L’editoriale di Antonio Gigli

Reduci da due ottimi risultati in trasferta e dalla “sbornia” della Coppa Italia, domani il Siena deve proseguire la propria strada per l’obiettivo principale dell’anno. Contro il Pescara si gioca una partita sicuramente importante, anche se non decisiva, come ha dichiarato Antonelli. Dobbiamo continuare a crederci affinchè la rincorsa faticosa verso l’alta classifica prosegua imperterrita. Il Siena merita molto di più dei punti che attualmente ha in classifica, deficitaria per i soliti motivi. Il campo ha dimostrato più volte che possiamo competere con tutti, in casa e fuori, ma il nostro sforzo, vista la penalizzazione, deve essere sempre doppio. Lo sappiamo di chiedere molto ai ragazzi di mister Beretta, ma in fondo loro il proprio dovere lo stanno facendo alla grande, impermeabili ad ogni problema dentro e fuori dal campo. Nessuno aiuto, nessun privilegio ci è stato elargito, anzi, pare che il Siena sia sempre nell’occhio del ciclone. Il fatto di non aver avuto,per esempio, nessun rigore a favore è un dato statistico che dopo 16 partite puzza un po’, ma noi siamo superiori e guardiamo avanti, alla giornata.

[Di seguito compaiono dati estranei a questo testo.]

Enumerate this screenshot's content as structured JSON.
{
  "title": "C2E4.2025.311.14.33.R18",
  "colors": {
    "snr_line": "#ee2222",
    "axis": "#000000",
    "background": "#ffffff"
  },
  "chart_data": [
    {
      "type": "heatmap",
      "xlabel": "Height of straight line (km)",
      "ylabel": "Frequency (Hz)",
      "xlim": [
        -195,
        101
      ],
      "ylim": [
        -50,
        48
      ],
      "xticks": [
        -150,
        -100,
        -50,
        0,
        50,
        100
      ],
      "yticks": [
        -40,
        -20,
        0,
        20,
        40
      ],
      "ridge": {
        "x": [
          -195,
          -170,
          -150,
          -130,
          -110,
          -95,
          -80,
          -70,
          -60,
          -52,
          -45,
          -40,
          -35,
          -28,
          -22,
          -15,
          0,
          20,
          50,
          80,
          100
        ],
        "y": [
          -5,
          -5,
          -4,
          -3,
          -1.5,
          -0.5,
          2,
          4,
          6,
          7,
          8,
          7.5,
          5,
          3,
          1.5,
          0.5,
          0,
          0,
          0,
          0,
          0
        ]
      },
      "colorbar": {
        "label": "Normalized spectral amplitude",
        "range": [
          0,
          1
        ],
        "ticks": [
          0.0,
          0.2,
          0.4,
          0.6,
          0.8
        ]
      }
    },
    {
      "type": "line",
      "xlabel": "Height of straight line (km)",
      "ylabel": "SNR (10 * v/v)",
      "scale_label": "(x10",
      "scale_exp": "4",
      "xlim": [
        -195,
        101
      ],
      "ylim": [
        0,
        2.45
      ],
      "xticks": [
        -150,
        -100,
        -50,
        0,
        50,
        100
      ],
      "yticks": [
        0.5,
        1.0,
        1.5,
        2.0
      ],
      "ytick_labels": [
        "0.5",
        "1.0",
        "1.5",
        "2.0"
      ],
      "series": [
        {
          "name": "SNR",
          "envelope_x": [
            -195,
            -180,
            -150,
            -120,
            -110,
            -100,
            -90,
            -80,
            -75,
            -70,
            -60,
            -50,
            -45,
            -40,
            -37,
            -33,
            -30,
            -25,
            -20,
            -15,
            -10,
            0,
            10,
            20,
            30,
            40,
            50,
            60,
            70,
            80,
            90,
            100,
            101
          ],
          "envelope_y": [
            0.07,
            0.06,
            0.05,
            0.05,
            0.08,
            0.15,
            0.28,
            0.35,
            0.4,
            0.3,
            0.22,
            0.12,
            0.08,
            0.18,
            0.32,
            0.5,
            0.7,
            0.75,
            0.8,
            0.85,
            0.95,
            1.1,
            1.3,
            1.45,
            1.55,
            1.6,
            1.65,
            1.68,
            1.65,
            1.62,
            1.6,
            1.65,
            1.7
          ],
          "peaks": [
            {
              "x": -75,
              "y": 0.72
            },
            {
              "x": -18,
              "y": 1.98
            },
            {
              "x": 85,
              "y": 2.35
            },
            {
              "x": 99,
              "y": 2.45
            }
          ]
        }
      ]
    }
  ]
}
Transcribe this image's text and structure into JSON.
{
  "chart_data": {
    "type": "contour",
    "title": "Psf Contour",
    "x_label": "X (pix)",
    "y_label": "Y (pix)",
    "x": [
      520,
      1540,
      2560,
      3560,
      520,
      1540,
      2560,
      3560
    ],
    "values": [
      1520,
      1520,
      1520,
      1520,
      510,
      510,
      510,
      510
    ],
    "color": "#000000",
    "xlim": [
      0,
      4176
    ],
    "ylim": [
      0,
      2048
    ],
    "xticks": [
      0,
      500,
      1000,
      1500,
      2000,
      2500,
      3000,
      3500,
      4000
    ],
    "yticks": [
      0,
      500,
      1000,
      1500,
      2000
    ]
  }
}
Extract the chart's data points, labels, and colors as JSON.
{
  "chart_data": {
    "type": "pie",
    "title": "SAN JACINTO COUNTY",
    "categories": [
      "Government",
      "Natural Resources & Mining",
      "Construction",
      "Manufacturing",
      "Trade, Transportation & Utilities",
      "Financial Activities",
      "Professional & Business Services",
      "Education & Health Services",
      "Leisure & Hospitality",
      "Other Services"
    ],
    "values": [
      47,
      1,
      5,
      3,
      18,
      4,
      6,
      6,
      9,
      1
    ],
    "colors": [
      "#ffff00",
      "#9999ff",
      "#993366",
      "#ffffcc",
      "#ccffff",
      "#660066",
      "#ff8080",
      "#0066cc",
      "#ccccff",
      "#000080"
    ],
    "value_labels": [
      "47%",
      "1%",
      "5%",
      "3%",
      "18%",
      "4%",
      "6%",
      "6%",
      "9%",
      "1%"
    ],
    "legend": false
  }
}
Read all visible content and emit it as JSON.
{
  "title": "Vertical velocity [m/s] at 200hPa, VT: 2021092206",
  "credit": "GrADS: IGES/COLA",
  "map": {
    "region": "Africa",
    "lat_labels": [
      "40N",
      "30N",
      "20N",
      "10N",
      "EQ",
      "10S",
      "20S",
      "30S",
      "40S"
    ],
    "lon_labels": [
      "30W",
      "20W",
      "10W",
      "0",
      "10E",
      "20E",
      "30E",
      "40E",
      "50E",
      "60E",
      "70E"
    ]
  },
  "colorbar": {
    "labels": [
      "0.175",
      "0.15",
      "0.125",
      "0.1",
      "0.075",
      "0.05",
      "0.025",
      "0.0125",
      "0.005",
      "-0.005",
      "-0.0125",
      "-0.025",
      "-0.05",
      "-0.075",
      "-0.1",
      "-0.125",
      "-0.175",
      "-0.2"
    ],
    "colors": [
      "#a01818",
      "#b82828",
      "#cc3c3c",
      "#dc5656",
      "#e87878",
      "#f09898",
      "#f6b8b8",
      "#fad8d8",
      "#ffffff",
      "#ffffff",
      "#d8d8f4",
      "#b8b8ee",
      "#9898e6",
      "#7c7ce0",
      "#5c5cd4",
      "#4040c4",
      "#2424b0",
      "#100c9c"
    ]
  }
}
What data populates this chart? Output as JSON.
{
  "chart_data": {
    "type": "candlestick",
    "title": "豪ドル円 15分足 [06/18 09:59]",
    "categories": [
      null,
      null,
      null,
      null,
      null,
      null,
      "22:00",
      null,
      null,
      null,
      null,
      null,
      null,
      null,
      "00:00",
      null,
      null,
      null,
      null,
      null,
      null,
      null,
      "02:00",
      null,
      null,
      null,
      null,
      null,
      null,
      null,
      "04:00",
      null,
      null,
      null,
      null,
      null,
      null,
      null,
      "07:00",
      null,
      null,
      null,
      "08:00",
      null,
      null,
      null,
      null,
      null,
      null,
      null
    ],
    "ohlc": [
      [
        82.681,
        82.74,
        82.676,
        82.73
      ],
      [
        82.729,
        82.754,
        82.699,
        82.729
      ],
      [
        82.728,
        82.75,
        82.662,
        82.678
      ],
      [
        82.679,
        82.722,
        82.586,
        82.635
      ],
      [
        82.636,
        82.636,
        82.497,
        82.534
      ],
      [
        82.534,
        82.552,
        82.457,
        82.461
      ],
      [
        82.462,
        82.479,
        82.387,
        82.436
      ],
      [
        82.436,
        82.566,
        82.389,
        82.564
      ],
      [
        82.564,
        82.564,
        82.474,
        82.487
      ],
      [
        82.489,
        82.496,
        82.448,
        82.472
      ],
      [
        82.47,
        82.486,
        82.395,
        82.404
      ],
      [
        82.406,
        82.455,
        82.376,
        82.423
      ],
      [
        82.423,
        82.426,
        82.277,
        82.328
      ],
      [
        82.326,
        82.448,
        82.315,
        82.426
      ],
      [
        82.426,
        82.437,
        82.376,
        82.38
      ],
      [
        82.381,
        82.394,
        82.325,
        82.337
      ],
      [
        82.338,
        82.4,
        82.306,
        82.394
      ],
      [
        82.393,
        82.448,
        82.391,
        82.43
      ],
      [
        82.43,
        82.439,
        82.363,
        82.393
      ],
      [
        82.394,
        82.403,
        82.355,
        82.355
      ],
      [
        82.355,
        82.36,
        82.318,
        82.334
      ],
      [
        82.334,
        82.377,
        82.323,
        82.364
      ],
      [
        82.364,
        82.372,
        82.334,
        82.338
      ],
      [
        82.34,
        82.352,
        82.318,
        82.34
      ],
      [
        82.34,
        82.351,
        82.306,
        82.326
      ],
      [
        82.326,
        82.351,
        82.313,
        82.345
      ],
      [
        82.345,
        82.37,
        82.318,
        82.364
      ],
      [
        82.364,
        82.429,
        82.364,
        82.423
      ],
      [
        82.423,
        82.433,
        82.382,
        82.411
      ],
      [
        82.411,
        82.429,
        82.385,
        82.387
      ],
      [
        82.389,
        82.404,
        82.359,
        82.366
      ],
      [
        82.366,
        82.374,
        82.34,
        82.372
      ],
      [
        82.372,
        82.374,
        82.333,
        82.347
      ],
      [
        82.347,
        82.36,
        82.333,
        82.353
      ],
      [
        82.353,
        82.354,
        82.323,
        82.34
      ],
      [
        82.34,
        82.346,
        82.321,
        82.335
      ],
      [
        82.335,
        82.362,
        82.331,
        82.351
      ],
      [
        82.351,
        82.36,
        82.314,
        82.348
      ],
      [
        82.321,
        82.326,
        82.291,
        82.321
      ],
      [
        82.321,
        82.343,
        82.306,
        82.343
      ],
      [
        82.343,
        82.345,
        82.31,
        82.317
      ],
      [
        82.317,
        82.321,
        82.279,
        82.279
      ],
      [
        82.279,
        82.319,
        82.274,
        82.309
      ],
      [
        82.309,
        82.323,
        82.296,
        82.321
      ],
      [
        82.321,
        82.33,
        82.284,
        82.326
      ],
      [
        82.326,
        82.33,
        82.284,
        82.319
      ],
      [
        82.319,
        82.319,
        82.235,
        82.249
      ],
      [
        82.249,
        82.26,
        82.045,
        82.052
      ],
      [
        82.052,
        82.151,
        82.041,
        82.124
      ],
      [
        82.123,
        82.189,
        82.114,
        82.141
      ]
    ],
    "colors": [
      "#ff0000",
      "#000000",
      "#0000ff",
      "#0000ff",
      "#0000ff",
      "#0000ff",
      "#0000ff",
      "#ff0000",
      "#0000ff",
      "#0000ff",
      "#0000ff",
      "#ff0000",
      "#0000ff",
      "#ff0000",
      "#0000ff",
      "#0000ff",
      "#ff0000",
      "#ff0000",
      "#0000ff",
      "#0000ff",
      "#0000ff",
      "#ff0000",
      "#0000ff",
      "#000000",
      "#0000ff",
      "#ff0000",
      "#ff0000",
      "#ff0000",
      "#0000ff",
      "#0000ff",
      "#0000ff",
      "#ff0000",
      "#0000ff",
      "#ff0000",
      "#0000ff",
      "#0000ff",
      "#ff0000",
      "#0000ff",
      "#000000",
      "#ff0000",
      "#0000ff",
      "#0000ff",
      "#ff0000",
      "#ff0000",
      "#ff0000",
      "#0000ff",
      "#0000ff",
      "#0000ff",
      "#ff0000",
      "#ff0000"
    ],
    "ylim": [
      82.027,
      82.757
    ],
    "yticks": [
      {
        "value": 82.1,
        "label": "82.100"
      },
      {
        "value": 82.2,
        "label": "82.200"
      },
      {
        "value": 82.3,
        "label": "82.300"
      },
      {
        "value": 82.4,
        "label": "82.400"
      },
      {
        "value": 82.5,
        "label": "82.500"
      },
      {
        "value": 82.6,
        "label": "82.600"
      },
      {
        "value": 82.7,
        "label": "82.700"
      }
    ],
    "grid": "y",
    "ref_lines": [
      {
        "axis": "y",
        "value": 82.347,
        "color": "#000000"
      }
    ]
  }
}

Continuare sulla strada che stiamo intraprendendo vorrebbe dire togliere alibi anche alla prossima campagna acquisti. La Robur ha bisogno di contanti per sopravvivere, anche se alcune cose sono migliorate dall’estate ad oggi, ed i suoi pezzi migliori sono appetibili anche da formazioni di categoria  superiore. Nonostante questo, però, il presidente Mezzaroma ha sempre dichiarato che se il Siena, a gennaio, dovesse essere in lotta per la promozione, nessuno lascerà la casacca bianconera.
Per questo, e per chi ci vuol male e per chi non ha creduto alla rinascita della Robur, dobbiamo continuare a vincere. Sappiamo che sarà dura, durissima, ma noi ci crediamo, quindi domani tutti al Franchi (non più Montepaschi Arena) per incitare Beretta e i suoi ragazzi. Lo meritano davvero.